Originalgedichte von Heinrich Heine aus dessen Buch der Lieder hat Richard Flury (der Ältere) vertont, es beginnt aber mit „Sommerwolke“ auf einen Text von Otto Zinniker, für die der Sopran eine frische, mädchenhafte Stimme einsetzt, bei deren Einsatz  aber auch das Hauptmanko, eine recht verwaschene Diktion zu beanstanden ist, die kaum damit zu entschuldigen ist, dass sich sowohl im Textlichen wie im Musikalischen vieles im Ungefähren abspielt. Besonders die Zeilenanfänge sind davon betroffen. Der Sopran trägt sehr gut im Piano, wie „Augenzauber“ beweist, Intervallsprünge wie in „Im wunderschönen Monat Mai“ werden sicher gemeistert, das Vibrato ist auch in der Höhe sehr fein. Angemessen viel Zeit nimmt sich die Sängerin für bedeutungsschwere Begriffe wie „klingen“ oder wird angemessen dringlich wie für „Verlangen“, bedeutungsschwanger auf „ewig“ im Mörike-Lied Nimmersatte Liebe. Eine besondere Qualität der Sopranstimme ist der zarte Schimmer, der auf ihr zu liegen scheint, was insbesondere im Lied Libelle auszumachen ist.

Auch Goethe wurde vom altpersischen Dichter Hafis inspiriert, auf dessen Gedichte der Tenor und Komponist Daniel Behle drei auf der CD vertretene Lieder komponierte. Hier erwartet man von der Stimme mehr Sinnlichkeit, wird sie erst in Am Anfang in Treuen so expressiv, wie Text und Musik es verlangen. Ringelnatz liegt der Sängerin mehr, ihre Interpretation von Tiefe Stunden ist angemessen kontrastreich, während Nachtschwärmen noch recht verhuscht klang. Interessant ist die knappe Klavierbegleitung.

Urs Joseph Flury, der Sohn von Richard, lässt das Klavier ironische Akzente setzen, das gemeinsam mit der Stimme den Kontrast zwischen „kleiner Melodie“ und „Sommer-Sinfonie“ erfahrbar macht, in Die schöne Farbe werden die Konsonanten sehr weichgespült, gibt sich die Stimme ein geheimnisvolles Flair.
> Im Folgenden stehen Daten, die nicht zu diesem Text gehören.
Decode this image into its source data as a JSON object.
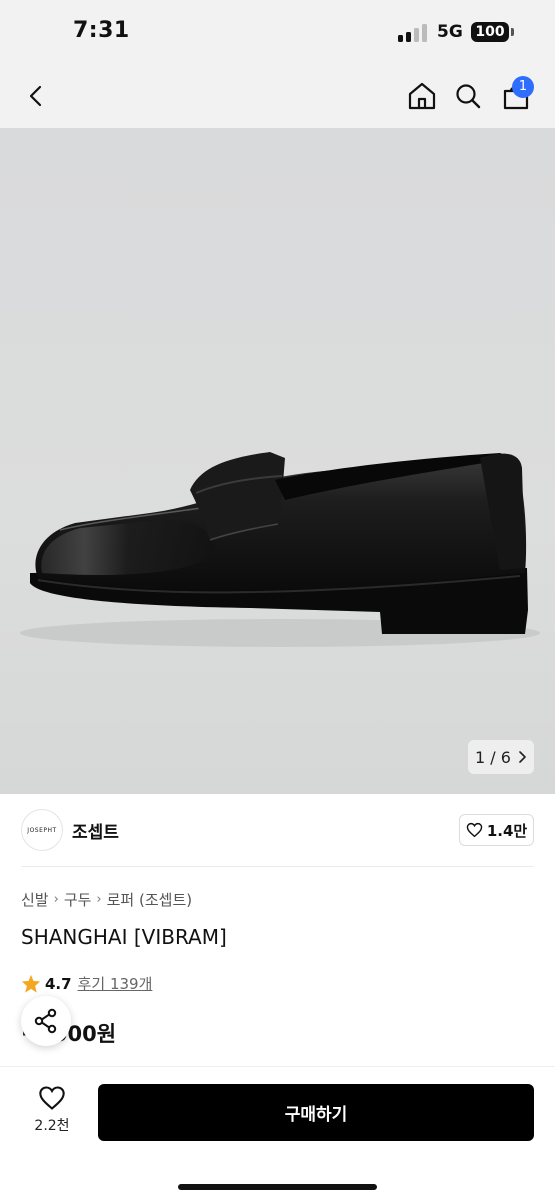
{
  "status_bar": {
    "time": "7:31",
    "network": "5G",
    "battery": "100"
  },
  "nav": {
    "back_icon": "chevron-left-icon",
    "home_icon": "home-icon",
    "search_icon": "search-icon",
    "cart_icon": "bag-icon",
    "cart_count": "1"
  },
  "gallery": {
    "pager": "1 / 6"
  },
  "brand": {
    "logo_text": "JOSEPHT",
    "name": "조셉트",
    "like_count": "1.4만"
  },
  "product": {
    "breadcrumb": [
      "신발",
      "구두",
      "로퍼 (조셉트)"
    ],
    "title": "SHANGHAI [VIBRAM]",
    "rating": "4.7",
    "reviews": "후기 139개",
    "price": "···,000원"
  },
  "bottom_bar": {
    "wish_count": "2.2천",
    "buy_label": "구매하기"
  },
  "colors": {
    "accent": "#2f6dff",
    "star": "#f5a623",
    "buy_button": "#000000"
  }
}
Auch bei den Liedern auf französische Texte lassen sich dieselben Qualitäten bewundern und Einwände machen wie bei den deutschen Liedern. hat Gedichte des Litauers Algimantas Narakas vertont, in Après le bal umspielt das Klavier liebevoll die Stimme, in Carriole au matin schwingen Melancholie und Nostalgie mit, wird es energisch wie in Automne, wird einiges in der Eile verschluckt, in Valse des années  Hingetupftes zur Manier.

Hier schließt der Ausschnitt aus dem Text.